How your horse uses it: For blood clotting and activating a number of proteins so they can be utilized by the body.
Where it's found: Of the three forms of vitamin K, those most important to your horse are present in fresh and dried green leafy plants (K1) or produced in the gut by bacteria (K2).
Dietary requirements: There are no established minimums for vitamin K. It has been estimated that horses need less than 0.5 milligrams per kilogram (mg/kg) of dry weight diet per day, an amount they can readily synthesize or derive from hay.

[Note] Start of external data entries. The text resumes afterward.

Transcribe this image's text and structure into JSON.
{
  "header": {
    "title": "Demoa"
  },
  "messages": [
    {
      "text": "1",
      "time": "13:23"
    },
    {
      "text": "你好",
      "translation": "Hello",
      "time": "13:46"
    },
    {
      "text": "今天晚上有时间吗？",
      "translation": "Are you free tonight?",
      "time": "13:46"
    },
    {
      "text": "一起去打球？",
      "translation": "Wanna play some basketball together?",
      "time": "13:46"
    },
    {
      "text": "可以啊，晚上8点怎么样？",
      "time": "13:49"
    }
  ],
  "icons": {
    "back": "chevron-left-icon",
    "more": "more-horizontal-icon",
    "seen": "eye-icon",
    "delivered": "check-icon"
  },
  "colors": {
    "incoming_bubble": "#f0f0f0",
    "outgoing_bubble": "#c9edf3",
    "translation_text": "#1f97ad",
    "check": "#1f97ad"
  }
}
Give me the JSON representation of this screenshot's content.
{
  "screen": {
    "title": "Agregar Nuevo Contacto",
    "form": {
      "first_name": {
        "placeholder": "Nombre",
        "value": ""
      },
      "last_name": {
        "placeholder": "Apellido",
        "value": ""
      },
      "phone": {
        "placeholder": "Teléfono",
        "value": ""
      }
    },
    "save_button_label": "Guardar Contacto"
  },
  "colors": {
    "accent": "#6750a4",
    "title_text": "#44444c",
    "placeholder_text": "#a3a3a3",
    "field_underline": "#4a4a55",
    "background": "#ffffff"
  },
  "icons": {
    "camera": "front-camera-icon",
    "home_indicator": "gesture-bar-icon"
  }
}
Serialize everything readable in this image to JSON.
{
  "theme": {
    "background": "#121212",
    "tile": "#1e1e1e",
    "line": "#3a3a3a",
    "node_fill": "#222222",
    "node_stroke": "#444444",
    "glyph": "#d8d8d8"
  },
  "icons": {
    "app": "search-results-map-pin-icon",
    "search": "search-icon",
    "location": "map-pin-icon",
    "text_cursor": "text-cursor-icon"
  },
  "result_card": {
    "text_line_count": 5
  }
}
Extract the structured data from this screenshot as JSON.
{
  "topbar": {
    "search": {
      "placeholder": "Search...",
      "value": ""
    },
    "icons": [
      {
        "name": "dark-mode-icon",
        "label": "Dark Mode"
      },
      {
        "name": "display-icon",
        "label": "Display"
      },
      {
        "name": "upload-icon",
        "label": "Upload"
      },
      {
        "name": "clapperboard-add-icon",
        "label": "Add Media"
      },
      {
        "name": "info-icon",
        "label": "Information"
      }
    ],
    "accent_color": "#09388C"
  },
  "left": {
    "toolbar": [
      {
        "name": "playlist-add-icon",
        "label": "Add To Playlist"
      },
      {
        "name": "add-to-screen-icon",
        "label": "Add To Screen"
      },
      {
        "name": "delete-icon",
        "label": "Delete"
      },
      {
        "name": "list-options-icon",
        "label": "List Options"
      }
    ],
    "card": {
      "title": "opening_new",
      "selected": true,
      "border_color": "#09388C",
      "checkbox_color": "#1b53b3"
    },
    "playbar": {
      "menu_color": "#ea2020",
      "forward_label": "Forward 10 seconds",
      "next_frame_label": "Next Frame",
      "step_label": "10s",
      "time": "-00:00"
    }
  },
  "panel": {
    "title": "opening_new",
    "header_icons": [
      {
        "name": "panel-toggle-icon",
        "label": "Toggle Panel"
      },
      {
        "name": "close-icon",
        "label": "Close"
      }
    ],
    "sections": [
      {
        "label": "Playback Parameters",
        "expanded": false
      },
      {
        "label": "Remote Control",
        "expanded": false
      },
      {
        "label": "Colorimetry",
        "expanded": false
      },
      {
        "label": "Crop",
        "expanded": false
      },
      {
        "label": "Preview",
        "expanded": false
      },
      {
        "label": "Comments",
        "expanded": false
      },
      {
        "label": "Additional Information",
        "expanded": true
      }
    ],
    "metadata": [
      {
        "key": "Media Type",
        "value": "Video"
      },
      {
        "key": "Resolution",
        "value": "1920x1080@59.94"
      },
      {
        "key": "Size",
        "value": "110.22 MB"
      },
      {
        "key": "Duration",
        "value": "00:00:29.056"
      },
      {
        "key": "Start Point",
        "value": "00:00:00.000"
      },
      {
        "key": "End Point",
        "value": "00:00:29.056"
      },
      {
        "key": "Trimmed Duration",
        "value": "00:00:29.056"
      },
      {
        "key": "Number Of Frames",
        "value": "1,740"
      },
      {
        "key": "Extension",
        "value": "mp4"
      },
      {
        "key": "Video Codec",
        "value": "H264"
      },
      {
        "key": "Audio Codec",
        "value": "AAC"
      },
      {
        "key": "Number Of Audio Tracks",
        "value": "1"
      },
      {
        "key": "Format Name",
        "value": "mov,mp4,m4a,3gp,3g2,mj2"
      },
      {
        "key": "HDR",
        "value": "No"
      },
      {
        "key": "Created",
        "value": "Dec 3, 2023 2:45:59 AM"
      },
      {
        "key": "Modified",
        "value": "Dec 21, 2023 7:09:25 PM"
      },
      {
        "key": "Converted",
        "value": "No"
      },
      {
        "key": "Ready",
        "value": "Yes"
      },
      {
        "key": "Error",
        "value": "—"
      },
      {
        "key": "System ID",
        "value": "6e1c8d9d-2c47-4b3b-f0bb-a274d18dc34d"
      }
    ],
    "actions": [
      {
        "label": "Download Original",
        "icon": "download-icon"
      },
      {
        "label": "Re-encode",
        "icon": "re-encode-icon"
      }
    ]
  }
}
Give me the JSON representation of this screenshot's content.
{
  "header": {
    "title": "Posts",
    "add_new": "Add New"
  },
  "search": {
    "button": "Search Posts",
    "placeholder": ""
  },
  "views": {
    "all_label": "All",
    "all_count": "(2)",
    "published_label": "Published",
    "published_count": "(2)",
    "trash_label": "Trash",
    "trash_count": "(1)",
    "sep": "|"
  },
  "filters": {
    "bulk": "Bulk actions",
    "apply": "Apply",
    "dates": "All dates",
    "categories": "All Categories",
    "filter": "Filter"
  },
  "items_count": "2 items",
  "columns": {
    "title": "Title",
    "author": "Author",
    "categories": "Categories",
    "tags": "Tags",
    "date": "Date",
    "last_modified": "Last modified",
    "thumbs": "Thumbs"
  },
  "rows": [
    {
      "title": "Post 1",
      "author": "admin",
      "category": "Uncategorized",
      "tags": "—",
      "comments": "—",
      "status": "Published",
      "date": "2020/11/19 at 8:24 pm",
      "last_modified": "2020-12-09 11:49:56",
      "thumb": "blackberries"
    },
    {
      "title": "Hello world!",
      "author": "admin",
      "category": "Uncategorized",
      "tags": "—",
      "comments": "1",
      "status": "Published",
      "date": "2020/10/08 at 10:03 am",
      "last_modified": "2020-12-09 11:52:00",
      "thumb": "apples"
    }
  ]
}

If he doesn't get enough: Horses deficient in vitamin K are prone to hemorrhaging, both internal and external. A deficiency is most likely to occur when the gut bacteria can no longer synthesize the vitamin or the body cannot absorb or utilize it due to gastrointestinal upset, a disruption of gut flora or compromised liver function. Certain anticoagulant drugs, such as warfarin, and large amounts of moldy sweet clover also interfere with vitamin K production. In these cases, injections of the synthetic version of the vitamin, K3, can resolve the problem.
If he gets too much: Dietary sources of vitamin K have very low toxicity levels, and natural poisoning has never been reported in horses. Injections of synthetic K3 when the horse is not deficient can lead to renal failure, laminitis and possibly death within 12 hours.